While couching the argument in terms of inadequate assistance of counsel, petitioner essentially claims that his plea of guilty was not knowingly and voluntarily entered. The trial judge conducted an extensive examination of petitioner prior to asking for his plea to the charge of first-degree murder. The judge established petitioner's understanding of several rights: the right to a public trial by an impartial jury, the right to confront witnesses against him, the right against self-incrimination, the right to be heard and the right to know the nature of the cause against him. The judge informed petitioner of the range of sentences under Burns Ind. Stat. Ann., § 10-3401 (1956 Repl.), life imprisonment or death, and that the state would have the burden of proving petitioner guilty beyond a reasonable doubt. The court read the indictment to petitioner and questioned him as to the facts of the crime. Petitioner indicated that he was satisfied with counsel, understood the proceedings and that he was *335 voluntarily pleading guilty. The record reveals that the guilty plea hearing satisfied the later developed requirements of Boykin v. Alabama, (1969) 395 U.S. 238, 89 S. Ct. 1709, 23 L. Ed. 2d 274, Ind. Code § 35-4.1-1-3 (Burns 1979 Repl.), and Turman v. State, (1979) Ind., 392 N.E.2d 483. The proceeding easily satisfied the law as it existed in 1963. Gates v. State, (1962) 243 Ind. 325, 183 N.E.2d 601; Dearing v. State, (1951) 229 Ind. 131, 95 N.E.2d 832.
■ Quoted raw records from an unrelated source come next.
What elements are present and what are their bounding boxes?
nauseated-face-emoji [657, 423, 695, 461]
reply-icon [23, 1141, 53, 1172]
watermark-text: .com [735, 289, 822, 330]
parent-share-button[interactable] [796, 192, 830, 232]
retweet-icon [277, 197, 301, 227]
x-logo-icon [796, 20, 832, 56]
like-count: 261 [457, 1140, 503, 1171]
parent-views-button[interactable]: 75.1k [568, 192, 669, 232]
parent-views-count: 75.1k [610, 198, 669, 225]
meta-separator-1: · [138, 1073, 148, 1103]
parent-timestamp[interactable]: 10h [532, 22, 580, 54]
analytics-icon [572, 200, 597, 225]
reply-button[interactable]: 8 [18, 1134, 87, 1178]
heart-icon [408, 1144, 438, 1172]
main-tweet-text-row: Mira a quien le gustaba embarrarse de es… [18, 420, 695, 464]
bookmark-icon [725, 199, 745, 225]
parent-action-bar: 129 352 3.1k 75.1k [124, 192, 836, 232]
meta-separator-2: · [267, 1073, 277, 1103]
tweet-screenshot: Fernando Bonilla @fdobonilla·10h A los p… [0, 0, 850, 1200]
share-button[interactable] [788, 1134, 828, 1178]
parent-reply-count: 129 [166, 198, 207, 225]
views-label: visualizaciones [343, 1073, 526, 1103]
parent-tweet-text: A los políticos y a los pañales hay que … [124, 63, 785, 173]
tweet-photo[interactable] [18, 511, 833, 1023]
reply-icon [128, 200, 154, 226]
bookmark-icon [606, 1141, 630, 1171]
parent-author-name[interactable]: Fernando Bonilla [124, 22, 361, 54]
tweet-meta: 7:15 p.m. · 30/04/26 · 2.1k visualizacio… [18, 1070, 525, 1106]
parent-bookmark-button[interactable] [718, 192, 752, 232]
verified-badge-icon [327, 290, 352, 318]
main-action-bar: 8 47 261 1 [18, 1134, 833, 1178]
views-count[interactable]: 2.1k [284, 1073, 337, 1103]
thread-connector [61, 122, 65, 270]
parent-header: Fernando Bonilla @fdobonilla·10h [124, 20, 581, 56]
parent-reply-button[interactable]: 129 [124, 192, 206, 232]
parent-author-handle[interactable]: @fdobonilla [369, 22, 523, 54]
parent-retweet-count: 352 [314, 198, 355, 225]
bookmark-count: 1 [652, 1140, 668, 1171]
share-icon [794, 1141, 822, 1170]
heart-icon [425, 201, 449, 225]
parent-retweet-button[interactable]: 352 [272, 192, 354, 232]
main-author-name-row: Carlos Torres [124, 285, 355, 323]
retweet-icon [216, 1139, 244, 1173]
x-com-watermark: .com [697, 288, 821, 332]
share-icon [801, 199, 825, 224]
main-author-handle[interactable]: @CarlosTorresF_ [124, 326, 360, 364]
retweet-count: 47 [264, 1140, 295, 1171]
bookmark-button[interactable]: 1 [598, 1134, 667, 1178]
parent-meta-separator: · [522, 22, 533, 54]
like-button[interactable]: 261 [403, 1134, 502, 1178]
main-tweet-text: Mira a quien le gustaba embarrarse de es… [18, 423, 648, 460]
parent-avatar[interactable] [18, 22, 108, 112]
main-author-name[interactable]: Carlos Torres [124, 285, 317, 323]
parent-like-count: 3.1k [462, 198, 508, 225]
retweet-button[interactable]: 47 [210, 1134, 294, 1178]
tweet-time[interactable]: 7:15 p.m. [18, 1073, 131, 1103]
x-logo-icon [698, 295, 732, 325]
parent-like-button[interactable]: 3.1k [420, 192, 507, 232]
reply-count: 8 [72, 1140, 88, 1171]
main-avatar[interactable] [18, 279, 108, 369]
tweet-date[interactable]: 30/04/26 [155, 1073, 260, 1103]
Petitioner claims that he was unaware of one consequence of his plea, the judge's order that petitioner never be considered for parole. The record reveals that petitioner's attorneys were advised that the prosecutor would resist any efforts by petitioner to obtain parole. However, this issue is moot because the language regarding parole has been ordered vacated and deleted from petitioner's commitment order. Correction authorities were notified of this order and, therefore, petitioner will not be affected by the original commitment order's language regarding parole.
For the foregoing reasons there was no trial court error and the judgment of the trial court should be affirmed.
GIVAN, C.J., and DeBRULER, PRENTICE and PIVARNIK, JJ., concur.